I
Cette voix, la nuit qui vient, inachevée, voix qui saigne et qui tombe, arc-boutée sur le flanc des bruits alentours, irritée, plainte parmi les plaintes quand les grands instants de la fin du jour s’espacent et disparaissent, voix éreintée dont le rythme secoué feint de dire la souffrance, fausse voix dans le tourbillon noir du soleil qui s’efface, cette voix ramassée dans son souffle, pesante, chapardeuse de temps par l’attention qu’elle réclame, voix frappée de l’angoisse d’aller et de se fondre dans d’autres voix, voix plus libres, marcheuses du soir, promeneuses des détours et des venues d’ailleurs, voix morganatiques des désirs de la nuit, cette voix, entre toutes, plus épaisse et plus raide, astreinte à geindre infiniment, cette voix de faux-fuyant, cette illusion de se propager, cette illusion d’être écoutée, cette voix morte qui plonge dans l’ombre emporte dans sa nasse les restes d’un plaisir qui n’était pas le sien.
II
Tomber, soulever encore la chape du ciel, gagner et s’évader par la porte battante, blanche sur un monde révulsé, illimitée sur l’horizon qui tremble, passer à genoux, irrespectueusement à genoux, se débattre désassemblé du monde, prisonnier du réceptacle de notre disparition du ciel, tomber en droite ligne dans les coulisses de l’ombre, tomber, finir, fuser comme une poussière défaite, absorbée par le vide, le ciel est là, il joue, il attend, hérésie laiteuse qui coule dans les yeux, se relever arc-bouté aux fissures du vent, seul appui dans ce désert mouvant, impalpable ligne sur la trajectoire de la chute, c’est devant, c’est derrière, tout autour comme un dédale de gestes incontrôlés, la vie agite encore ses membres dépecés par les gifles incessantes de ces instants fugaces, à peine vécus qui éclatent en lambeaux éructés, hurlement de la chute, hurlement du néant, hurlement de la mort soudaine.
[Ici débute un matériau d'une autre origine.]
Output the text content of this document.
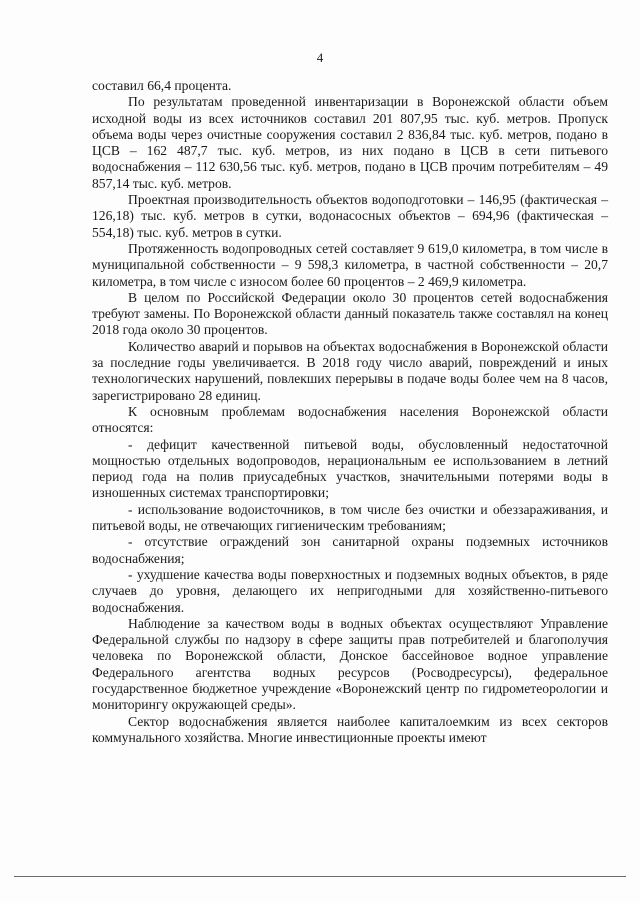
4

составил 66,4 процента.

По результатам проведенной инвентаризации в Воронежской области объем исходной воды из всех источников составил 201 807,95 тыс. куб. метров. Пропуск объема воды через очистные сооружения составил 2 836,84 тыс. куб. метров, подано в ЦСВ – 162 487,7 тыс. куб. метров, из них подано в ЦСВ в сети питьевого водоснабжения – 112 630,56 тыс. куб. метров, подано в ЦСВ прочим потребителям – 49 857,14 тыс. куб. метров.

Проектная производительность объектов водоподготовки – 146,95 (фактическая – 126,18) тыс. куб. метров в сутки, водонасосных объектов – 694,96 (фактическая – 554,18) тыс. куб. метров в сутки.

Протяженность водопроводных сетей составляет 9 619,0 километра, в том числе в муниципальной собственности – 9 598,3 километра, в частной собственности – 20,7 километра, в том числе с износом более 60 процентов – 2 469,9 километра.

В целом по Российской Федерации около 30 процентов сетей водоснабжения требуют замены. По Воронежской области данный показатель также составлял на конец 2018 года около 30 процентов.

Количество аварий и порывов на объектах водоснабжения в Воронежской области за последние годы увеличивается. В 2018 году число аварий, повреждений и иных технологических нарушений, повлекших перерывы в подаче воды более чем на 8 часов, зарегистрировано 28 единиц.

К основным проблемам водоснабжения населения Воронежской области относятся:

- дефицит качественной питьевой воды, обусловленный недостаточной мощностью отдельных водопроводов, нерациональным ее использованием в летний период года на полив приусадебных участков, значительными потерями воды в изношенных системах транспортировки;

- использование водоисточников, в том числе без очистки и обеззараживания, и питьевой воды, не отвечающих гигиеническим требованиям;

- отсутствие ограждений зон санитарной охраны подземных источников водоснабжения;

- ухудшение качества воды поверхностных и подземных водных объектов, в ряде случаев до уровня, делающего их непригодными для хозяйственно-питьевого водоснабжения.

Наблюдение за качеством воды в водных объектах осуществляют Управление Федеральной службы по надзору в сфере защиты прав потребителей и благополучия человека по Воронежской области, Донское бассейновое водное управление Федерального агентства водных ресурсов (Росводресурсы), федеральное государственное бюджетное учреждение «Воронежский центр по гидрометеорологии и мониторингу окружающей среды».

Сектор водоснабжения является наиболее капиталоемким из всех секторов коммунального хозяйства. Многие инвестиционные проекты имеют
La délivrance attendue s’efface, tout devant, toujours devant, la ligne est toujours droite, de prison en prison, d’un ciel à l’autre, au confluent de l’horizon et du silence nécessaire, tomber.
III
Dans ce voyage, un seul horizon, des tabourets noirs en enfilade, de l’espace autour de soi, des lignes de ciel pur et froid en soi, tout un inventaire de bruits, du scintillement des fauvettes aux coups saccadés et sourds d’une ville assoiffante, du fond d’elle-même comme un tambour qui monte, et derrière le mur, au-delà de la porte, des arbres à profusion, des marteaux tombés du ciel qui frappent l’air et l’enflamment, parfois une absence, de celles qui nous basculent vers le silence, jamais vraiment atteint, des rampes d’orages installés qui se répondent, instantanément, des regards, tous adjacents, des haltes fréquentes pour apaiser la soif, gagner sur l’obstacle, achever l’histoire, des murs dans les prolongements d’autres murs, une idée fixe répandue sur le sol d’où monte la poussière – jamais la lumière n’est franche dans ce halo noir – où les murs sont encore droits, plus hauts, des réceptacles pour s’endormir, dormir plus qu’il ne faut pour attendre la grande intervention du soir, dans ces abris meurtris de l’homme, mais il n’y a plus d’abri, de l’espace autour de soi, délavé jusqu’au blanc du ciel, des aigreurs en soi parce que l’horloge tourne à vide dans les vides entrelacés des heures attendues, des agencement hétéroclites de bâches et d’étais, de poutres et d’étals, des corridors d’ombre, des rêves jamais entiers, jamais finis et si peu d’étoiles et si peu de vent, des hommes constamment en marche et à la tâche, des regards déjà vides, des mains automatiques, un fil, un seul, jusqu’à la mort, si court tenu, et la rue est interminable où la lumière tombe en droit-fil du ciel.